Understaffing at Georgia's Division of Family and Children Services (DFCS) is tied to larger issues, says Gwinnett County juvenile court judge Nhan-Ai Simms

"DFCS executive leadership suggested to a room full of juvenile court judges that we prolong a child's time in jail so DFCS can have more time to find a foster placement," Simms said. "We have a false sense of confidence in the effectiveness of our system, but the problems suffered by children and families still persist.”

   

Simms said kids in juvenile detention centers don't get the proper counseling and medical care they need and, in many cases, experience more trauma that worsens their condition.

“It’s widely known that DFCS has been under immense pressure to address what’s been a series of public relations crises," Simms said. "What I’ve seen is that pressure leading to the neglect or deliberate avoidance of the most complex and heart-wrenching cases, cases triaged to boost statistics and then closed prematurely in misleading triumph.”

Paulding County juvenile court judge Carolyn Altman said that just because there's a lack of foster parents does not mean kids should stay locked up in detention centers, hotels or DFCS offices.

Altman said there were too many short-term fixes, a lack of adequate care for those with special needs and claims that too many kids are placed with a relative who can't support them. 

"Children could go from the frying pan into the fire," Altman said. "They may be left with people who may not be safe. They're not screened or vetted or approved by DFCS. There's no criminal background checks or drug screens, certainly no extensive training as a qualified foster parent."

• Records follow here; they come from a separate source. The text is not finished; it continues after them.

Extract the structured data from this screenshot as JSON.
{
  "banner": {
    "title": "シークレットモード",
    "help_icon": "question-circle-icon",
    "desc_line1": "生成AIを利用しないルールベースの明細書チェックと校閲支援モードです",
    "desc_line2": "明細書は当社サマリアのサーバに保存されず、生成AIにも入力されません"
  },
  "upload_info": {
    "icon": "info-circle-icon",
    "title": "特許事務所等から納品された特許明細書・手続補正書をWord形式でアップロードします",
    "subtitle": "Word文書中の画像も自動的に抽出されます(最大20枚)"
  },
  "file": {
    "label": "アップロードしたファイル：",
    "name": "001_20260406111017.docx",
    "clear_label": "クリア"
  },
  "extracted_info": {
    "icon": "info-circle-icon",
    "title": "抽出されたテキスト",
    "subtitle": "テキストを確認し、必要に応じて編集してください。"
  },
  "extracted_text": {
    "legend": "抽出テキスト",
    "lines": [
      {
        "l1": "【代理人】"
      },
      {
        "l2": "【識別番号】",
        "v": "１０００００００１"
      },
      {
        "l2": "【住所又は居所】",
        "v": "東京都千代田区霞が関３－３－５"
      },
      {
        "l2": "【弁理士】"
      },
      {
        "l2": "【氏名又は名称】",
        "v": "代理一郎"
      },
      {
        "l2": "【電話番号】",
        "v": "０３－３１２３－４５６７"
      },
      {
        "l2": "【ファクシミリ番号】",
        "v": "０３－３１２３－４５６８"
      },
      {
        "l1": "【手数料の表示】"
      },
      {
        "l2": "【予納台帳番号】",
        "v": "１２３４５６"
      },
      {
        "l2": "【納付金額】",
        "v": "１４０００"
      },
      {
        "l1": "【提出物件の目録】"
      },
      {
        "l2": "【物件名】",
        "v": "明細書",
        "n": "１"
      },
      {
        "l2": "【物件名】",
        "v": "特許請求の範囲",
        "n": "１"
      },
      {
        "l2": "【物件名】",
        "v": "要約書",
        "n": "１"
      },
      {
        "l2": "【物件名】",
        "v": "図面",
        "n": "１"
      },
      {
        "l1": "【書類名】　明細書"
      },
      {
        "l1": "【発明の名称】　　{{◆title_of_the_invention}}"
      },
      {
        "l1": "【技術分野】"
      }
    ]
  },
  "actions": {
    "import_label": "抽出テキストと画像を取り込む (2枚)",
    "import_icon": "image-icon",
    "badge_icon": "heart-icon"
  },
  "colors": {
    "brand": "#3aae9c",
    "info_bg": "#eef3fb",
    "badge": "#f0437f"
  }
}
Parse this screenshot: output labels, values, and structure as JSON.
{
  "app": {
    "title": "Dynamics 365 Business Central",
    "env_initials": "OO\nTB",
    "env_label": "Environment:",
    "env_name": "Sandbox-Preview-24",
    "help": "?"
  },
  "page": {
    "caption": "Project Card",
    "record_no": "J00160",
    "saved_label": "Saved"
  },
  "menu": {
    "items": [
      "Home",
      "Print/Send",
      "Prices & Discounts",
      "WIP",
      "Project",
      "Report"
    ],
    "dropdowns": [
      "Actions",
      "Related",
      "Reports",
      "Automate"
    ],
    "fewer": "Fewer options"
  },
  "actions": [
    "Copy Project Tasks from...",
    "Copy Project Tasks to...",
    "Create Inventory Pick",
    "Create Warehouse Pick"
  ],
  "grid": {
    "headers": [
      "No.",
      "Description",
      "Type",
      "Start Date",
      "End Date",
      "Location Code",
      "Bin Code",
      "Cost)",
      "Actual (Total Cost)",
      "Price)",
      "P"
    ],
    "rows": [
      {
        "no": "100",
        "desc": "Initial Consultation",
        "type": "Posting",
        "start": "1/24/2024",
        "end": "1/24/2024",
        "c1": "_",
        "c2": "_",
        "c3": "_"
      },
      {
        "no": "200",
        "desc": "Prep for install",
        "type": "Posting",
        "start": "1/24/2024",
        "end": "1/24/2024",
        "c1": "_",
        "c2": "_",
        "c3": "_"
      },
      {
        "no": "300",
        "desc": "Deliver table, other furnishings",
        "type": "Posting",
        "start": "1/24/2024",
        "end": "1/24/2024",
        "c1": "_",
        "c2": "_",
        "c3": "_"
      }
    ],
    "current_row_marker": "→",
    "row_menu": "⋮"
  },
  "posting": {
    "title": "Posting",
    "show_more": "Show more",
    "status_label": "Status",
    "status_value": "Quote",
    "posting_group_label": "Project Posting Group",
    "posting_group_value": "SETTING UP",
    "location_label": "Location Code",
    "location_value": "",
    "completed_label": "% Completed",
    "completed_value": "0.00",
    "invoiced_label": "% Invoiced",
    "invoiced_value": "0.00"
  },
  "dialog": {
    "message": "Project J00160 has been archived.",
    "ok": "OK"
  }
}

Altman said Georgia needed to find more foster families but advised DFCS also bears responsibility for ignoring crucial cases with kids and their safety at the center. This hearing came on the heels of recent findings in a report that said hundreds of foster children in the custody of the state were missing. That same report found that DFCS failed to properly respond to threats to children's safety 84% of the time. 

"It’s not about punishing DFCS," Altman said. "It’s about supporting the work, about caring for kids. That’s the heartbreaking thing. If we get this wrong, it affects children. So we should get this right and help children. The system needs help." 

Wenona Belton, a recently retired juvenile court judge in Fulton County, said foster children need more in-person access to resources and services. She said the current foster system was not working as is, noting challenges and delays in obtaining specialized assessment and treatment, identifying reliable service providers and mischaracterizing too many kids as difficult and uncooperative.

"Frontline staff are overwhelmed, underpaid, suffer from inadequate training and burnout," Belton said. 

Belton said there was a lack of creativity in court orders, too many case managers were working in silos, and DFCS staff was placing too much emphasis on policy and quickly closing cases rather than focusing on safety and protection. Belton said the child welfare agency should tackle the root causes of children ending up in the foster system, including poverty, behavioral health challenges and substance abuse. 

Melissa Carter, a clinical professor of law at Emory University, is listening to the series of hearings on Georgia's foster system and hopeful that solutions come out of them.

"We risk here a broader sweep in putting too many children into foster care," Carter said. "What we really need is a robust, thoughtful, focused conversation where we have innovations and creativity and a competition of perspectives to really develop new and different and additional solutions. Ultimately, these are questions of safety and well-being. So children who we misasses and don’t understand their safety needs may be left in an unsafe situation.”

DFCS did not immediately respond to the allegations and multiple requests from 11Alive for a statement in the wake of these hearings. Ossoff said other senators could submit questions as part of the hearings through next Monday.